By Wellington Zimbowa
The 26-year-old Mbare-born playwright, actor, director and University of Zimbabwe theatre department teaching assistant, regards Mbare as the source of his inspiration. He joins Mbare artistes such as Zimdancehall sensations Kinah, Killer T, Seh Calaz, Ras Pombi and others on the local and global arts arena.
Wabvuta, who is back in the country from the United States for a talent nurturing conference, Ojai Playwright Conference where Mbare Dreams — his second play was showcased — owes his success to his Mbare background.
“Growing up in Mbare shaped me. Many bad things are said about my home by people who have never been there,” he said.
“But I have experienced life in Mbare and we lived as a communal setting, knowing each other in the neighbourhood. I was born and raised there and I only moved away just a few weeks ago”.
Wabvuta’s US trip was facilitated by the Zimbabwean American Dramatic Arts Collaborative Organisation, Amalsi, the brain child of Zimbabwe-born actress Danai Gurira.
The aim was to raise the local dramatic artists’ standards to international levels through international exposure, training and collaboration with their American counterparts.
Wabvuta said participation at the event, following an invitation by the conference’s play director Robert Egan after being impressed by his works while on an exchange trip to the country, has refined his artistic acumen
“Zimbabweans are storytellers and they do have numerous stories to tell but what’s missing is the people to help develop them into world-class plays. When I was invited to be part of the African Playwrights Festival, I was thrilled and I had my expectations. What fascinated me is how I grew as a writer and managed to access skill that I had no idea existed in me.

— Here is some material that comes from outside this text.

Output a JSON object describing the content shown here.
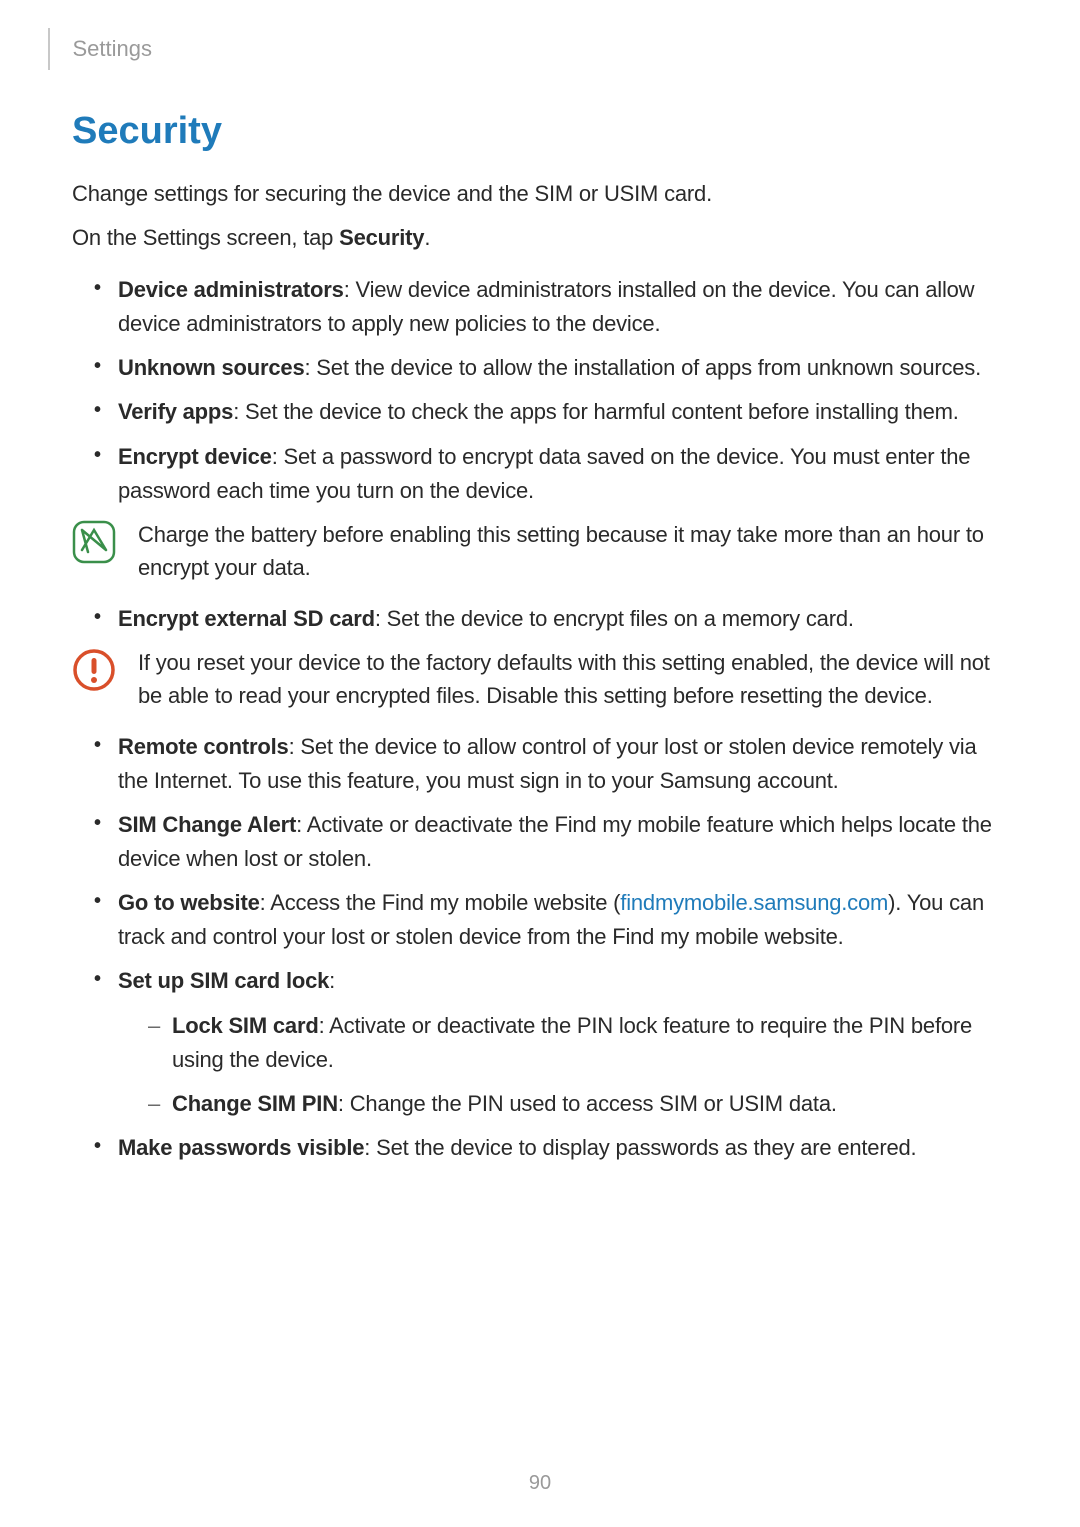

“Egan moved me from what he likes to call level one writing to a higher level. I read my work now and I wonder how I got there. Normally, [in Zimbabwe] one does not go through this collaborative process with a director, actors and a dramaturge. It’s usually a writer in a room and then the next thing it’s onstage. I had no idea how important this developmental process is, and now I don’t think I can get a piece of work produced without this process,” reads his testament on Almasi website.
Wabvuta’s goal is to produce 10 plays, all set in Mbare. He has since written two.
“It is important to identify yourself as a Zimbabwean for one to be authentic on the global stage,” he said.
“I know best how to be Zimbabwean than any other nationality and that’s how I identified my gap”.
The Masters Shoe, a 2014 Almasi production tries to capture the socio-political environment in the often politically volatile suburb of Mbare coming as an “intense political piece” exploring the issues of power, servantship and human rights abuse.
Meanwhile, Mbare Dreams, lends voice to the aspirations of youths, unemployment and impoverishment with no meaningful solutions and opportunities in sight.
The 90-minute-long play, being refined following training in the US, captures how the aspirations of the youths are in great danger owing to the volatile economic and political environment in the high-density suburbs.
The play ends with a call for youths to fight hard and seize available opportunities.